Transregulation of specific cellular promoters could be also dependent on levels of the E2 protein in cells, since high levels of HPV16 E2 are known to result in inhibition of cell growth and promotion of apoptosis probably because with higher E2 levels, cellular metabolism may be compromised, leading to a reduced ability of cellular factors to control expression of several cellular genes. However, even we observed an abundant expression of E2, cell viability and different metabolic aspects of the cells (such as cell death) were not affected in a period of 72 hours post-infection with the AdenoE2 virus (data not shown).
This allows us to assume that the observed modulation of cellular gene expression by E2 is not the consequence of induced quiescence or apoptosis, thus the mechanisms of gene expression regulation by E2 only implicate its transcriptional regulatory properties, strongly influenced by its interaction with cellular proteins.
As expected, the results of the microarray analysis showed that HPV16 E2 affect a variety of cellular pathways (Tables 3 and 4), some of them altered in early stages of cervical cancer development, when E2 is still expressed before the integration of the viral genome into cell chromosome.
Interestingly we observed that the expression of a high number of genes on the WNT-pathway is modified for the expression of E2. In the last few years it has been reported that WNT-pathway is activated by the expression of E6 and E7 viral oncogenes [46–48]. However, our observations suggest that E2 is also targeting this pathway probably with different consequences than the induced by the viral oncogenes, since a tight regulation and controlled coordination of the WNT signaling cascade is required to maintain the balance between proliferation and differentiation. Recently it has been proposed that essentially all cellular information - i.e. from other signaling pathways, nutrient levels, etc. - is funneled down into a choice of coactivators usage, either CBP or p300, by their interacting partner beta-catenin (or catenin-like molecules in the absence of beta-catenin) to make the critical decision to either remain quiescent, or once entering cycle to proliferate without differentiation or to initiate the differentiation process . Since CBP and p300 are also interactors for E2, the function of the WNT-pathway could be deeply modified by the low availability of the coactivators when the viral protein is present.

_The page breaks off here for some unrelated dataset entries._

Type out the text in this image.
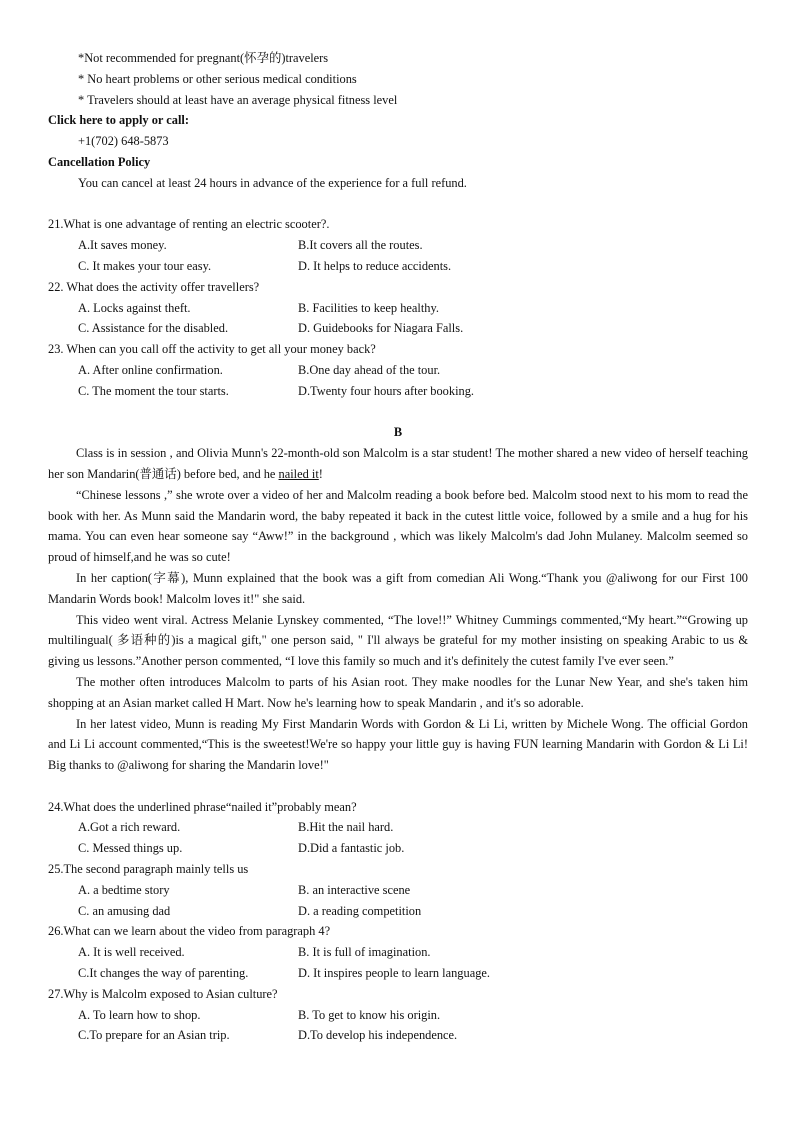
*Not recommended for pregnant(怀孕的)travelers
* No heart problems or other serious medical conditions
* Travelers should at least have an average physical fitness level
Click here to apply or call:
+1(702) 648-5873
Cancellation Policy
You can cancel at least 24 hours in advance of the experience for a full refund.
21.What is one advantage of renting an electric scooter?.
A.It saves money.	B.It covers all the routes.
C. It makes your tour easy.	D. It helps to reduce accidents.
22. What does the activity offer travellers?
A. Locks against theft.	B. Facilities to keep healthy.
C. Assistance for the disabled.	D. Guidebooks for Niagara Falls.
23. When can you call off the activity to get all your money back?
A. After online confirmation.	B.One day ahead of the tour.
C. The moment the tour starts.	D.Twenty four hours after booking.
B

Class is in session , and Olivia Munn's 22-month-old son Malcolm is a star student! The mother shared a new video of herself teaching her son Mandarin(普通话) before bed, and he nailed it!

“Chinese lessons ,” she wrote over a video of her and Malcolm reading a book before bed. Malcolm stood next to his mom to read the book with her. As Munn said the Mandarin word, the baby repeated it back in the cutest little voice, followed by a smile and a hug for his mama. You can even hear someone say “Aww!” in the background , which was likely Malcolm's dad John Mulaney. Malcolm seemed so proud of himself,and he was so cute!

In her caption(字幕), Munn explained that the book was a gift from comedian Ali Wong.“Thank you @aliwong for our First 100 Mandarin Words book! Malcolm loves it!" she said.

This video went viral. Actress Melanie Lynskey commented, “The love!!” Whitney Cummings commented,“My heart.”“Growing up multilingual( 多语种的)is a magical gift," one person said, " I'll always be grateful for my mother insisting on speaking Arabic to us & giving us lessons.”Another person commented, “I love this family so much and it's definitely the cutest family I've ever seen.”

The mother often introduces Malcolm to parts of his Asian root. They make noodles for the Lunar New Year, and she's taken him shopping at an Asian market called H Mart. Now he's learning how to speak Mandarin , and it's so adorable.

In her latest video, Munn is reading My First Mandarin Words with Gordon & Li Li, written by Michele Wong. The official Gordon and Li Li account commented,“This is the sweetest!We're so happy your little guy is having FUN learning Mandarin with Gordon & Li Li! Big thanks to @aliwong for sharing the Mandarin love!"

24.What does the underlined phrase“nailed it”probably mean?
A.Got a rich reward.	B.Hit the nail hard.
C. Messed things up.	D.Did a fantastic job.
25.The second paragraph mainly tells us
A. a bedtime story	B. an interactive scene
C. an amusing dad	D. a reading competition
26.What can we learn about the video from paragraph 4?
A. It is well received.	B. It is full of imagination.
C.It changes the way of parenting.	D. It inspires people to learn language.
27.Why is Malcolm exposed to Asian culture?
A. To learn how to shop.	B. To get to know his origin.
C.To prepare for an Asian trip.	D.To develop his independence.
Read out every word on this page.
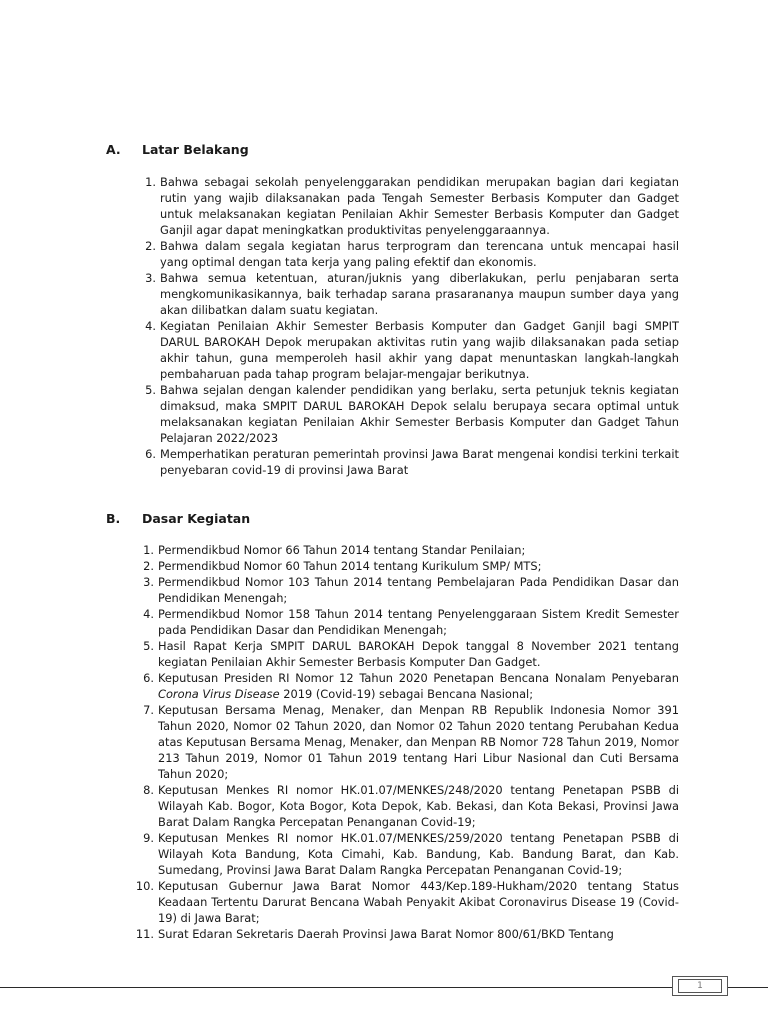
A. Latar Belakang
1. Bahwa sebagai sekolah penyelenggarakan pendidikan merupakan bagian dari kegiatan rutin yang wajib dilaksanakan pada Tengah Semester Berbasis Komputer dan Gadget untuk melaksanakan kegiatan Penilaian Akhir Semester Berbasis Komputer dan Gadget Ganjil agar dapat meningkatkan produktivitas penyelenggaraannya.
2. Bahwa dalam segala kegiatan harus terprogram dan terencana untuk mencapai hasil yang optimal dengan tata kerja yang paling efektif dan ekonomis.
3. Bahwa semua ketentuan, aturan/juknis yang diberlakukan, perlu penjabaran serta mengkomunikasikannya, baik terhadap sarana prasarananya maupun sumber daya yang akan dilibatkan dalam suatu kegiatan.
4. Kegiatan Penilaian Akhir Semester Berbasis Komputer dan Gadget Ganjil bagi SMPIT DARUL BAROKAH Depok merupakan aktivitas rutin yang wajib dilaksanakan pada setiap akhir tahun, guna memperoleh hasil akhir yang dapat menuntaskan langkah-langkah pembaharuan pada tahap program belajar-mengajar berikutnya.
5. Bahwa sejalan dengan kalender pendidikan yang berlaku, serta petunjuk teknis kegiatan dimaksud, maka SMPIT DARUL BAROKAH Depok selalu berupaya secara optimal untuk melaksanakan kegiatan Penilaian Akhir Semester Berbasis Komputer dan Gadget Tahun Pelajaran 2022/2023
6. Memperhatikan peraturan pemerintah provinsi Jawa Barat mengenai kondisi terkini terkait penyebaran covid-19 di provinsi Jawa Barat
B. Dasar Kegiatan
1. Permendikbud Nomor 66 Tahun 2014 tentang Standar Penilaian;
2. Permendikbud Nomor 60 Tahun 2014 tentang Kurikulum SMP/ MTS;
3. Permendikbud Nomor 103 Tahun 2014 tentang Pembelajaran Pada Pendidikan Dasar dan Pendidikan Menengah;
4. Permendikbud Nomor 158 Tahun 2014 tentang Penyelenggaraan Sistem Kredit Semester pada Pendidikan Dasar dan Pendidikan Menengah;
5. Hasil Rapat Kerja SMPIT DARUL BAROKAH Depok tanggal 8 November 2021 tentang kegiatan Penilaian Akhir Semester Berbasis Komputer Dan Gadget.
6. Keputusan Presiden RI Nomor 12 Tahun 2020 Penetapan Bencana Nonalam Penyebaran Corona Virus Disease 2019 (Covid-19) sebagai Bencana Nasional;
7. Keputusan Bersama Menag, Menaker, dan Menpan RB Republik Indonesia Nomor 391 Tahun 2020, Nomor 02 Tahun 2020, dan Nomor 02 Tahun 2020 tentang Perubahan Kedua atas Keputusan Bersama Menag, Menaker, dan Menpan RB Nomor 728 Tahun 2019, Nomor 213 Tahun 2019, Nomor 01 Tahun 2019 tentang Hari Libur Nasional dan Cuti Bersama Tahun 2020;
8. Keputusan Menkes RI nomor HK.01.07/MENKES/248/2020 tentang Penetapan PSBB di Wilayah Kab. Bogor, Kota Bogor, Kota Depok, Kab. Bekasi, dan Kota Bekasi, Provinsi Jawa Barat Dalam Rangka Percepatan Penanganan Covid-19;
9. Keputusan Menkes RI nomor HK.01.07/MENKES/259/2020 tentang Penetapan PSBB di Wilayah Kota Bandung, Kota Cimahi, Kab. Bandung, Kab. Bandung Barat, dan Kab. Sumedang, Provinsi Jawa Barat Dalam Rangka Percepatan Penanganan Covid-19;
10. Keputusan Gubernur Jawa Barat Nomor 443/Kep.189-Hukham/2020 tentang Status Keadaan Tertentu Darurat Bencana Wabah Penyakit Akibat Coronavirus Disease 19 (Covid-19) di Jawa Barat;
11. Surat Edaran Sekretaris Daerah Provinsi Jawa Barat Nomor 800/61/BKD Tentang
1
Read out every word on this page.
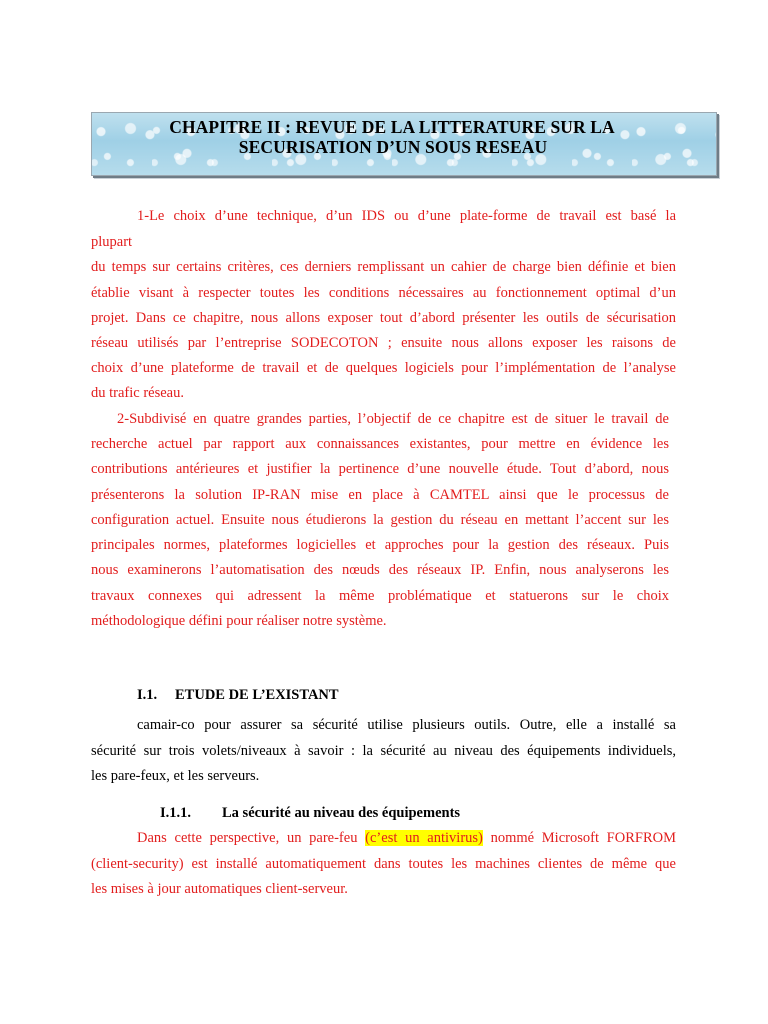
CHAPITRE II : REVUE DE LA LITTERATURE SUR LA
SECURISATION D’UN SOUS RESEAU
1-Le choix d’une technique, d’un IDS ou d’une plate-forme de travail est basé la
plupart
du temps sur certains critères, ces derniers remplissant un cahier de charge bien définie et bien
établie visant à respecter toutes les conditions nécessaires au fonctionnement optimal d’un
projet. Dans ce chapitre, nous allons exposer tout d’abord présenter les outils de sécurisation
réseau utilisés par l’entreprise SODECOTON ; ensuite nous allons exposer les raisons de
choix d’une plateforme de travail et de quelques logiciels pour l’implémentation de l’analyse
du trafic réseau.
2-Subdivisé en quatre grandes parties, l’objectif de ce chapitre est de situer le travail de
recherche actuel par rapport aux connaissances existantes, pour mettre en évidence les
contributions antérieures et justifier la pertinence d’une nouvelle étude. Tout d’abord, nous
présenterons la solution IP-RAN mise en place à CAMTEL ainsi que le processus de
configuration actuel. Ensuite nous étudierons la gestion du réseau en mettant l’accent sur les
principales normes, plateformes logicielles et approches pour la gestion des réseaux. Puis
nous examinerons l’automatisation des nœuds des réseaux IP. Enfin, nous analyserons les
travaux connexes qui adressent la même problématique et statuerons sur le choix
méthodologique défini pour réaliser notre système.
I.1. ETUDE DE L’EXISTANT
camair-co pour assurer sa sécurité utilise plusieurs outils. Outre, elle a installé sa
sécurité sur trois volets/niveaux à savoir : la sécurité au niveau des équipements individuels,
les pare-feux, et les serveurs.
I.1.1. La sécurité au niveau des équipements
Dans cette perspective, un pare-feu (c’est un antivirus) nommé Microsoft FORFROM
(client-security) est installé automatiquement dans toutes les machines clientes de même que
les mises à jour automatiques client-serveur.
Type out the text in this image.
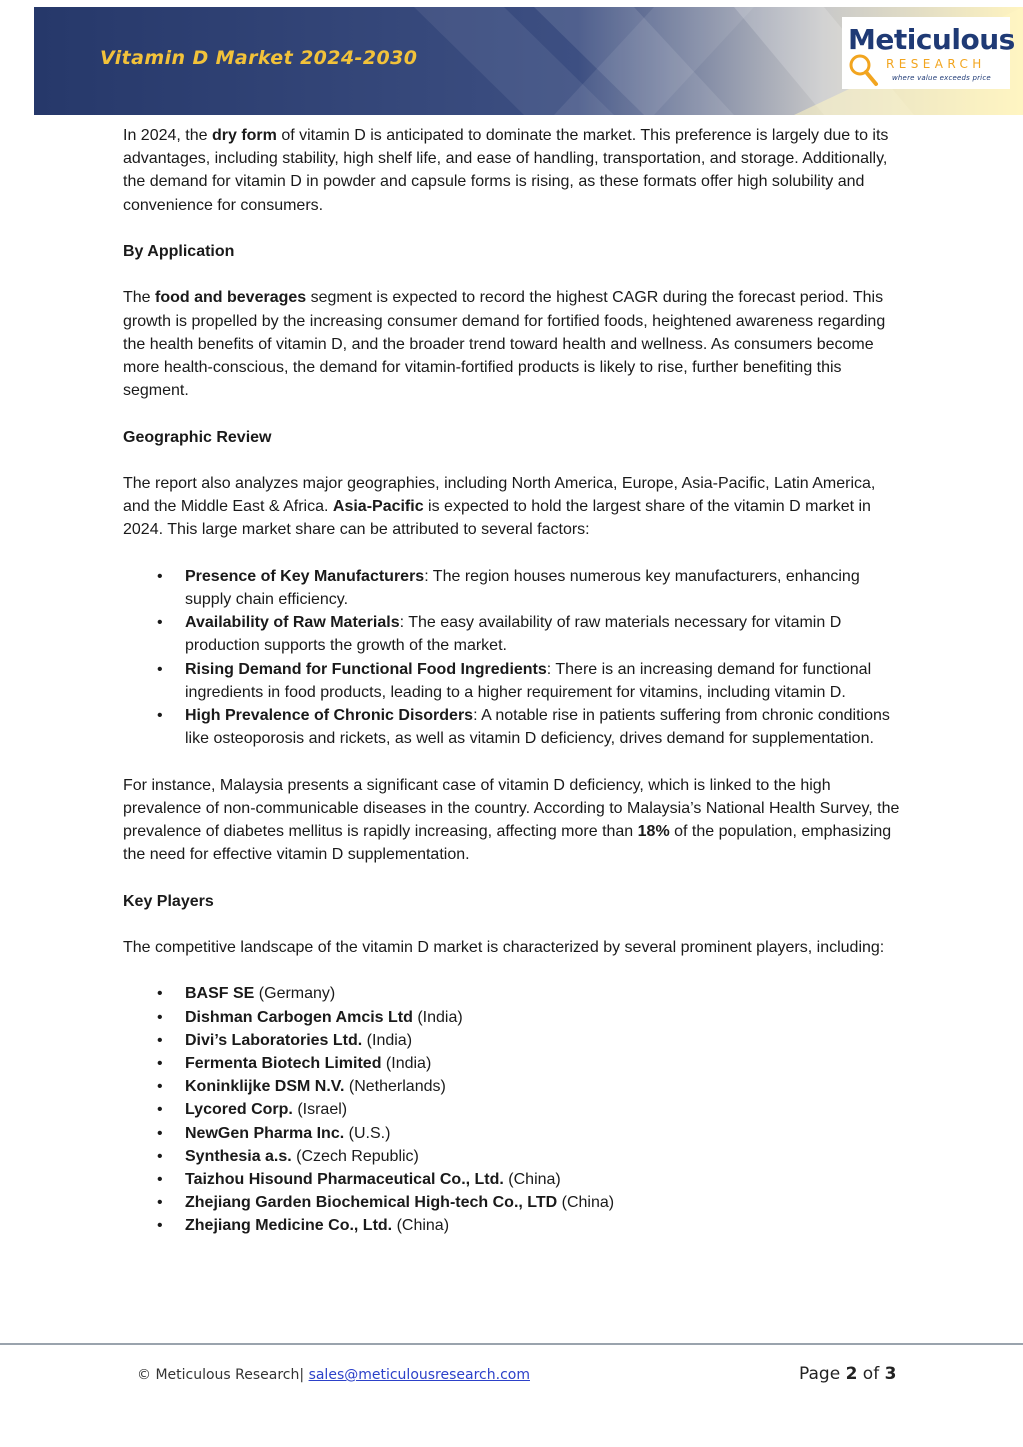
Vitamin D Market 2024-2030
Meticulous
RESEARCH
where value exceeds price

In 2024, the dry form of vitamin D is anticipated to dominate the market. This preference is largely due to its advantages, including stability, high shelf life, and ease of handling, transportation, and storage. Additionally, the demand for vitamin D in powder and capsule forms is rising, as these formats offer high solubility and convenience for consumers.

By Application

The food and beverages segment is expected to record the highest CAGR during the forecast period. This growth is propelled by the increasing consumer demand for fortified foods, heightened awareness regarding the health benefits of vitamin D, and the broader trend toward health and wellness. As consumers become more health-conscious, the demand for vitamin-fortified products is likely to rise, further benefiting this segment.

Geographic Review

The report also analyzes major geographies, including North America, Europe, Asia-Pacific, Latin America, and the Middle East & Africa. Asia-Pacific is expected to hold the largest share of the vitamin D market in 2024. This large market share can be attributed to several factors:

• Presence of Key Manufacturers: The region houses numerous key manufacturers, enhancing supply chain efficiency.
• Availability of Raw Materials: The easy availability of raw materials necessary for vitamin D production supports the growth of the market.
• Rising Demand for Functional Food Ingredients: There is an increasing demand for functional ingredients in food products, leading to a higher requirement for vitamins, including vitamin D.
• High Prevalence of Chronic Disorders: A notable rise in patients suffering from chronic conditions like osteoporosis and rickets, as well as vitamin D deficiency, drives demand for supplementation.

For instance, Malaysia presents a significant case of vitamin D deficiency, which is linked to the high prevalence of non-communicable diseases in the country. According to Malaysia’s National Health Survey, the prevalence of diabetes mellitus is rapidly increasing, affecting more than 18% of the population, emphasizing the need for effective vitamin D supplementation.

Key Players

The competitive landscape of the vitamin D market is characterized by several prominent players, including:

• BASF SE (Germany)
• Dishman Carbogen Amcis Ltd (India)
• Divi’s Laboratories Ltd. (India)
• Fermenta Biotech Limited (India)
• Koninklijke DSM N.V. (Netherlands)
• Lycored Corp. (Israel)
• NewGen Pharma Inc. (U.S.)
• Synthesia a.s. (Czech Republic)
• Taizhou Hisound Pharmaceutical Co., Ltd. (China)
• Zhejiang Garden Biochemical High-tech Co., LTD (China)
• Zhejiang Medicine Co., Ltd. (China)
© Meticulous Research| sales@meticulousresearch.com	Page 2 of 3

The control of this pathways in the viral cycle could have biological consequences as in the case of the regulation of cell proliferation, since the induction of Cyclin A expression by E2, orchestrated with a negative regulation of RhoA, known inhibitor of the cell proliferation, would allow the entry into the S phase of cell cycle [50–52]. Similarly, E2 expression could be also involved in apoptosis regulation since it negatively regulate genes involved in this process, such as caspase 9 (CASP9) , whose product is an effector of cell death. In the same way, EGR2 [54, 55] is negatively regulated bringing as a consequence the inhibition of cytochrome c releasing it from the mitochondria. Interestingly, several genes mainly expressed in keratinocytes from the basal layers of stratified epithelia, such as type I keratins (keratin 14, 24 and 34) [56–58], were down-regulated in cells expressing E2 suggesting that the process of cell differentiation could be also regulated by this viral product.